-Published: Tuesday, January 14, 2020
Diversity of Tico frog species recognized by journal
By the A.M. Costa Rica staff
The scientific journal Amphibian and Reptile Conservation published in its last edition the article “The most frog-diverse place in Middle America” where it recognizes that Costa Rica has the largest variety of frog species in the lowland perennial forests of America.
According to the Tourism Institute, the study mentioned in the article was funded and led by the Veragua Foundation with the support of the School of Biology of the University of Costa Rica.
The study was carried out at the Veragua Rainforest National Park research site, located in the Bajo Chirripó Indigenous Reserve in Limón.
The goal of the Veragua Foundation is to promote the investigation of the flora and fauna of the tropical forest of the park and its surroundings, said the institute in its statements.
The study has an approach that describes the state of populations and also the natural history of the eight species characterized as threatened according to the International Union for the Conservation of Nature.
In addition, the discovery of new populations of the red-eyed frog, Duellmanohyla uranochroa, shows the species is in danger of extinction.
Also, the study makes an addition to the fauna of Costa Rica, since the species Ecnomiohyla veraguensis appears in the country for the first time and is in danger of extinction.
"Another important aspect is that it is the only locality in Costa Rica of the Ecnomiohyla dancer species, and in the last 21 years only the marsupial frog (Gastrotheca cornuta) has been found in this area," says the institute.
"The geographical areas of study are of great importance for the preservation of amphibians and of the surrounding forests in these mountainous areas, and it is also of great cultural value because of the presence of the Bajo Chirripó Indigenous Reserve in this sector," said the institute in its statement.
Costa Rica exhibits the greatest species richness per unit area in Middle America with a total of 215 species reported to date, said the specialist at the report.
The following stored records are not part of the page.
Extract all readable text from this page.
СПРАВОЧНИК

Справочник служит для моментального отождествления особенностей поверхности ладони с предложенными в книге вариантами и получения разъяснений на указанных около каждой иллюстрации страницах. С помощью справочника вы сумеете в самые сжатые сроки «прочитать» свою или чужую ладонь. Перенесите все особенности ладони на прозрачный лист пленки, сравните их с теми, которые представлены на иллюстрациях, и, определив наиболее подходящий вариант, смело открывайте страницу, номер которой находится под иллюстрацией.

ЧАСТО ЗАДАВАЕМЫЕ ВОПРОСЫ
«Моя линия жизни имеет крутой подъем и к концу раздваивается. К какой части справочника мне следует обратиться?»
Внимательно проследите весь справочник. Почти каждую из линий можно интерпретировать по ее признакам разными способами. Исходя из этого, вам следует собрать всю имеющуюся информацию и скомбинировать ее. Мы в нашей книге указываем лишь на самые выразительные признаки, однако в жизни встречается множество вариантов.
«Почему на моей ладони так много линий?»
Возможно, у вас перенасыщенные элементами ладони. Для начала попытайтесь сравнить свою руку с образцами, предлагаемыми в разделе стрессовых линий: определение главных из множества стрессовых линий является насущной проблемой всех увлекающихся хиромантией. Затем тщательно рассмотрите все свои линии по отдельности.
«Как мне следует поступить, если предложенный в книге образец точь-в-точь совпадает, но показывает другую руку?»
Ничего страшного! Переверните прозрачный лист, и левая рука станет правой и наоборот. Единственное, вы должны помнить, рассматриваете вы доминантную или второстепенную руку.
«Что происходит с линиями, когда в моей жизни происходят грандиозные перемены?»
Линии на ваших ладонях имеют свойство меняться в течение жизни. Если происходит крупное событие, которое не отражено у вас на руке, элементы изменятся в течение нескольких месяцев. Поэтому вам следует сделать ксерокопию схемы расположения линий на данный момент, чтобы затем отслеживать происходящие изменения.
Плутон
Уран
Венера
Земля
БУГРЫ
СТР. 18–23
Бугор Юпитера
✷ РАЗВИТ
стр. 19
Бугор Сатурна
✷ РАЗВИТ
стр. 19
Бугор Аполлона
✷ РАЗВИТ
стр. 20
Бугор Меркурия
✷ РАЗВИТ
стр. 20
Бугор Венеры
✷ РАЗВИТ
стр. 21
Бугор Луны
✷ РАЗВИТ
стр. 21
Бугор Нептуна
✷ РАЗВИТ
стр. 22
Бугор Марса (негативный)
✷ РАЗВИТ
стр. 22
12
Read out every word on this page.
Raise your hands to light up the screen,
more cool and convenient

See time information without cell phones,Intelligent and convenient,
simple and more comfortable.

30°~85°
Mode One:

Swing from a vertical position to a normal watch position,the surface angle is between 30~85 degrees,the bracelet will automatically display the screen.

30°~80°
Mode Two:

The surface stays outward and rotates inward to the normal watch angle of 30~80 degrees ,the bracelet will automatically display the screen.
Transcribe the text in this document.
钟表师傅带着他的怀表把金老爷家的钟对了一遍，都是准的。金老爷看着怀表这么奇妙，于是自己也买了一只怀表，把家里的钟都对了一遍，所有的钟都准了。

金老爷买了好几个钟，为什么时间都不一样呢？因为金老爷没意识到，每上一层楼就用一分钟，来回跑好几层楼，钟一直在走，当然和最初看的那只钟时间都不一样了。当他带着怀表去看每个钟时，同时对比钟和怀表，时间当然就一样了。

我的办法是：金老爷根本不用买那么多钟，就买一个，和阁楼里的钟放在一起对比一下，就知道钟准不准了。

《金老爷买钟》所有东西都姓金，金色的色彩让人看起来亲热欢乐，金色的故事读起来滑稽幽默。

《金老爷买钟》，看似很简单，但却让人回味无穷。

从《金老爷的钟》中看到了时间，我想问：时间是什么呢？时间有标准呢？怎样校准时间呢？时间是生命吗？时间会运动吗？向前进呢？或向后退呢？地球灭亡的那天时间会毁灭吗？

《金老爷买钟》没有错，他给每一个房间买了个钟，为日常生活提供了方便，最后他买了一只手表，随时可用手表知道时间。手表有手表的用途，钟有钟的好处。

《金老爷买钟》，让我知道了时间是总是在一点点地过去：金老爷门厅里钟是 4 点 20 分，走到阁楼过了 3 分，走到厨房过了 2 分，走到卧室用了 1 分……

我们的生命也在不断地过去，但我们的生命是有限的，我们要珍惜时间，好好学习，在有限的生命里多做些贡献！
However, this number is likely an underestimate due to the presence of many unexplored areas that are difficult to access, the magazine noted.
According to the specialist, between 2012 and 2017, a monitoring survey of amphibians was conducted, on the northern edge of the mountains in the Talamanca mountain range to study the distribution patterns and natural history of species across this region, particularly those considered as endangered by the International Union for Conservation of Nature.
The results show the highest amphibian species richness among Middle America lowland evergreen forests with a remarkable representation of 64 species, said the specialist in its statement issued by the institute.
The greatest diversity in the study area occurred in the mature forest on the basal belt. Of the 68 amphibian species found, seven (10%) are endemic to the Atlantic slope and eight (11.6%) are threatened.
This survey includes the first record of Gastrotheca cornuta in Costa Rica since it was last reported 21 years ago. New populations of Agalychnis lemur (critically endangered) and Duellmanohyla uranochroa (endangered) are reported, and Ecnomiohyla veraguensis (endangered) is reported for the first time in Costa Rica. These findings show that this locality is a high priority conservation area for a large number of amphibian species, which are often threatened by habitat loss and fragmentation, said the institute.
The full study can be reached at the Amphibian and Reptile Conservation site.